By Charlie Carre at Coface, the international credit insurer
The US, Japan and 10 other Pacific Rim economies (Australia, Brunei, Canada, Chile, Malaysia, Mexico, New Zealand, Peru, Singapore and Vietnam) reached an agreement on the 5th of October in Atlanta on a long-waited trade agreement.
Covering 40% of the global economy, the Trans-Pacific Partnership (TPP) is the largest trade pact in two decades. After five years of negotiations, the deal is a huge political victory for Japanese PM Shinzo Abe and US President Barack Obama with their respectively “third arrow” and “pivot to Asia” strategies. The deal has now to be formally signed and ratified by the members’ Parliaments.
Known to be designed to counter the rise of China, the TPP should primarily boost trade between the 12 countries involved by eliminating or reducing 18 000 custom duties. But it also raises political issues.
The main purpose of the partnership is to promote trade between the 12 countries. The TPP establishes the biggest free-trade zone. Trade between member countries already represents about two-fifth of global trade. Today, most advanced countries have few tariffs but some remain, notably in the agricultural sector. For example, the US protects its domestic sugar market and Japan has imposed tariff duties on rice, beef and dairy products.

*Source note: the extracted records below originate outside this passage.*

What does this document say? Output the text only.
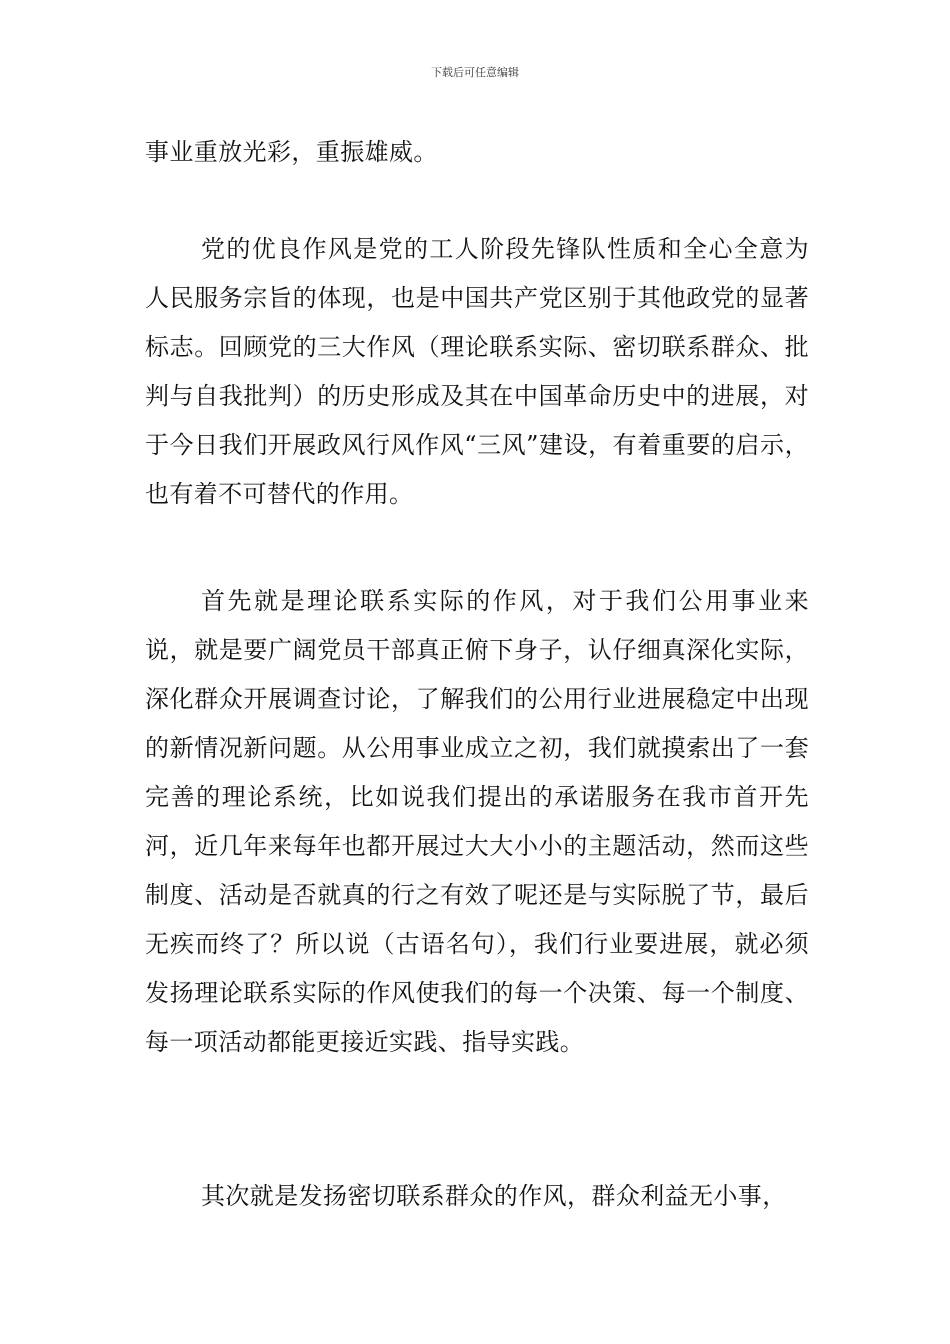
下载后可任意编辑

事业重放光彩，重振雄威。

党的优良作风是党的工人阶段先锋队性质和全心全意为人民服务宗旨的体现，也是中国共产党区别于其他政党的显著标志。回顾党的三大作风（理论联系实际、密切联系群众、批判与自我批判）的历史形成及其在中国革命历史中的进展，对于今日我们开展政风行风作风“三风”建设，有着重要的启示，也有着不可替代的作用。

首先就是理论联系实际的作风，对于我们公用事业来说，就是要广阔党员干部真正俯下身子，认仔细真深化实际，深化群众开展调查讨论，了解我们的公用行业进展稳定中出现的新情况新问题。从公用事业成立之初，我们就摸索出了一套完善的理论系统，比如说我们提出的承诺服务在我市首开先河，近几年来每年也都开展过大大小小的主题活动，然而这些制度、活动是否就真的行之有效了呢还是与实际脱了节，最后无疾而终了？所以说（古语名句），我们行业要进展，就必须发扬理论联系实际的作风使我们的每一个决策、每一个制度、每一项活动都能更接近实践、指导实践。

其次就是发扬密切联系群众的作风，群众利益无小事，
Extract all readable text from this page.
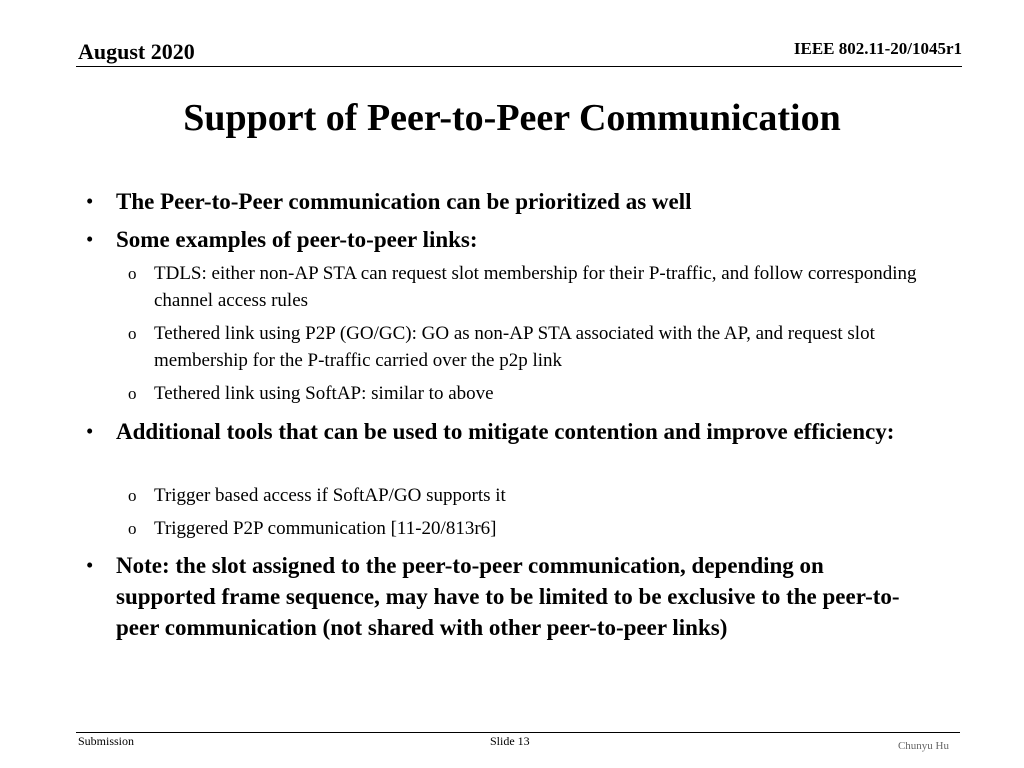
August 2020	IEEE 802.11-20/1045r1
Support of Peer-to-Peer Communication
• The Peer-to-Peer communication can be prioritized as well
• Some examples of peer-to-peer links:
o TDLS: either non-AP STA can request slot membership for their P-traffic, and follow corresponding channel access rules
o Tethered link using P2P (GO/GC): GO as non-AP STA associated with the AP, and request slot membership for the P-traffic carried over the p2p link
o Tethered link using SoftAP: similar to above
• Additional tools that can be used to mitigate contention and improve efficiency:
o Trigger based access if SoftAP/GO supports it
o Triggered P2P communication [11-20/813r6]
• Note: the slot assigned to the peer-to-peer communication, depending on supported frame sequence, may have to be limited to be exclusive to the peer-to-peer communication (not shared with other peer-to-peer links)
Submission	Slide 13	Chunyu Hu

The agreement includes enforceable labour, intellectual property and environment standards. For instance, Vietnam will have to allow the creation of independent unions.
The TPP is also here to address issues that have arisen since previous agreements were negotiated, notably issues linked to internet and data flow. TPP will ban data localisation laws. The agreement aims to develop opportunities for service industries. Services are not subject to tariffs but some emerging countries impose nationality requirements or restrictions on FDI.
The TPP includes terms to create a more competitive environment for state-operated businesses but these provisions remains limited.
One of the most contentious elements on the TPP is an Investor-State dispute settlement mechanism that will allow investors to bring members governments to arbitration. As a result of the negotiations, the tobacco industry has been excluded from this provision.
Although the agreement represents progress, its positive effects on trade may be limited at first. The TPP aims to eliminate 18 000 custom duties but some of those changes are likely to take decades to flow though. For instance, the US has negotiated a 30-year transition period for its own tariffs on car imports.
The TPP also needs to be ratified by members’ legislature including the US Congress. It is also controversial because of the provision related to the Investor-State dispute settlement mechanism.
China is not in the deal although it is the US largest trade partner. The TPP has been discussed in the first place to counter China but it may become a member one day.
Some opponents of the partnership see the deal as encouraging further delocalisation of manufacturing – oriented jobs to low-wage nations. In addition, the European Union is now under pressure to conclude its own negotiations for the Transatlantic Trade and Investment Partnership with the US. Other countries could join such as South Korea, which is part of many bilateral agreements, or Colombia.
A research paper by Petri, Plummer and Zhai (The Trans-Pacific Partnership and Asia-Pacific Integration: A Quantitative Assessment, 2012) concluded that world income would rise by $295 billion per year (+0.4% of global GDP) if the TPP is fully implemented.